话说得简单,可是对十一少而言却是件极难做到的事呀!
“你以为我没求过吗?”项勋冷冷一笑。
闻言,杨超极为错愕,心想十一少这回当真是陷下了……他竟会去求个女人!要他放下二十年来紧锢在身的矜贵,是多么不容易的一件事呀!
“结果呢?”他又问。
“你说呢?如果她愿意回来,愿意跟着我,我还会那么痛苦吗?”他长长地喟叹了声,“何况她已准备嫁人了。”
“她要嫁人!”连向来以“冷静”著称的杨超也不免暗吃一惊。
只见他瞠大一双黑熊才有的圆目,整个思绪都绕在“于珍要嫁人”这五个字上。
“哼,你说我还有戏唱吗?都怪我自己太有自信,以为不会对任何女人动情,谁知道命运却摆布了我。”他闭上眼,深深一叹。
“那就把她抢回来呀。”杨超激动地开口。
项勋愕然地看着他,难以想像这样的话会从杨超嘴里吐出。
杨超尴尬地红了脸,说道:“她是个好姑娘,您要是错过了,是您这辈子最大的损失。现今要找一个爱您而不是爱上您的权势财富的女人太难了。”
“我知道。”他轻吐了口气,“可是这种抢亲的事……我做不出来。”
事实上他也想将她夺回身边呀!可是……多年来养成的骄纵之气让他无法放段。
求她回来已是他所能做的最大极限了,那女人究竟还想怎么样?难道真以为地没有她就活不下去了?
“可是——”
“别说了,你走吧!我想一个人静一静。”他闭上眼,沉吟着。
杨超蹙紧了眉,只好领命退下。
当他离开不久,项勋正打算出外散心时,司徒欣欣竟然擅自进入书房,笑着说道:“十一少,我炖了燕窝,你用吧!最近瞧你似乎精神不太好,吃了燕窝可以补一补呀!”

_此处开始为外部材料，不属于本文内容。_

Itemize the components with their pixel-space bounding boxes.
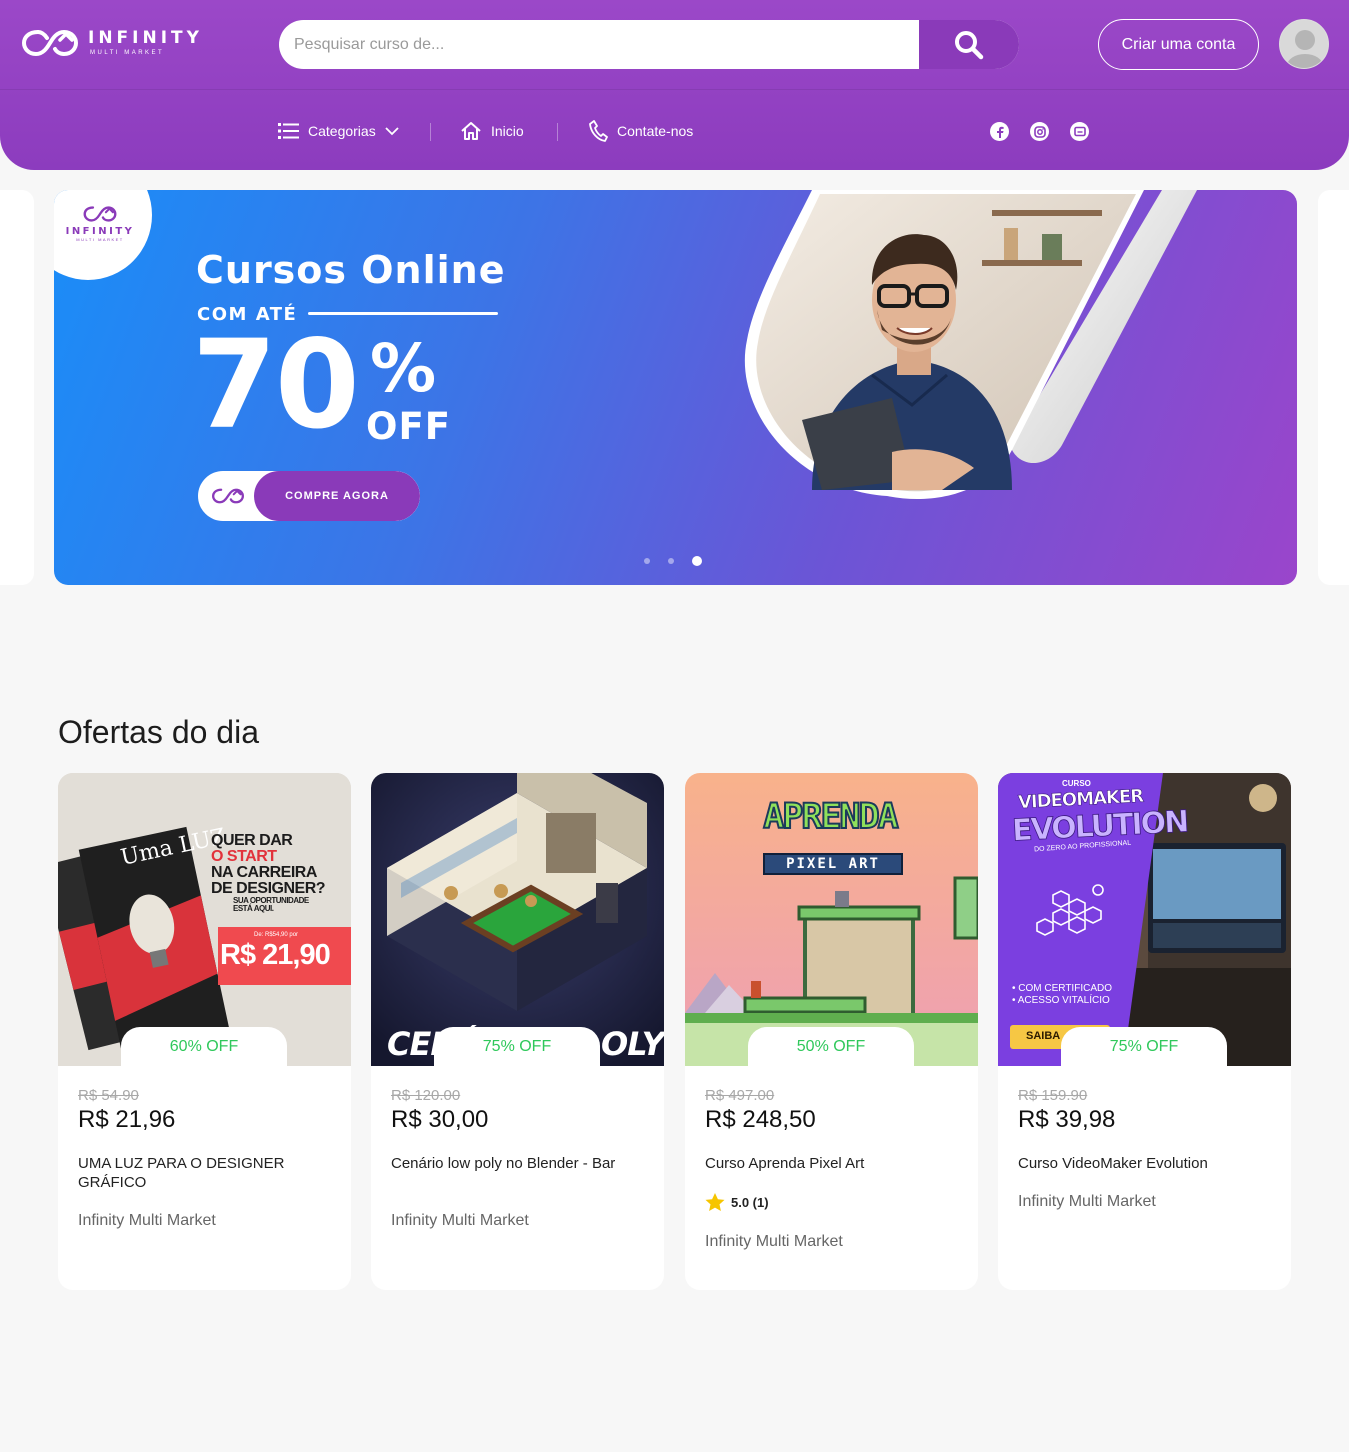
seller-name[interactable]: Infinity Multi Market: [391, 1212, 529, 1230]
buy-now-label: COMPRE AGORA: [254, 471, 420, 521]
main-nav: Categorias Inicio Contate-nos: [0, 116, 1349, 146]
chat-icon: [1073, 126, 1086, 136]
discount-badge: 50% OFF: [748, 1027, 914, 1066]
banner-logo-stamp: INFINITY MULTI MARKET: [54, 190, 152, 280]
product-thumbnail: Uma LUZ QUER DAR O START NA CARREIRA DE …: [58, 773, 351, 1066]
create-account-button[interactable]: Criar uma conta: [1098, 19, 1259, 70]
nav-separator: [557, 123, 558, 141]
infinity-logo-icon: [212, 488, 244, 504]
user-icon: [1280, 20, 1328, 68]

“不用了。”他揉了揉眉心。心头正烦,她跑来凑什么热闹。
每每看见她便想起于珍忧郁的眼神,还真是让他寝食难安,说要遗忘谈何容易?
“十一少,这可是人家亲自为你熬炖的,你怎么可以拒绝呢?”她撒娇地噘起唇。
“谢了,东西放着你就可以出去了。”他挥了挥手道。
“这……”司徒欣欣一跺脚,想了想才带笑道:“我看这样吧,你最近是不是觉得很空虚?”
想想自从他们上次缠绵后,他便不再碰她了,日子还真是无聊得紧。既然他没病!身子骨正硬朗着,难道连男人基本的需求都没?
“谢了,我觉得很好。”他有意驱离她。
可她却像听不懂般,更像是赶不走的苍蝇,直在他耳边嗡嗡作响的让人厌烦。
“十一少!”她娇脆地嚷了声,而后竟在他面前宽衣解带,还大胆地将赤果的身体挨近他。
“欣欣,你这是干什么?”项勋眉心紧紧蹙起。
“我就不信你会不知道我想干什么?”司徒欣欣媚笑着,贴着他粗犷的身躯磨蹭着。
见他依旧不为所动,司徒欣欣一对娟秀的眉赫然蹙起,“你怎么连瞧也不瞧我一眼,难道我很差吗?”
“欣欣,你别胡闹了好不好,”他压根不想理会她。
“我没胡闹,我知道你在想她!”她凝起一双眸子,满心怨慰地看着他,“若不是因为她,你不会突然折返别苑。”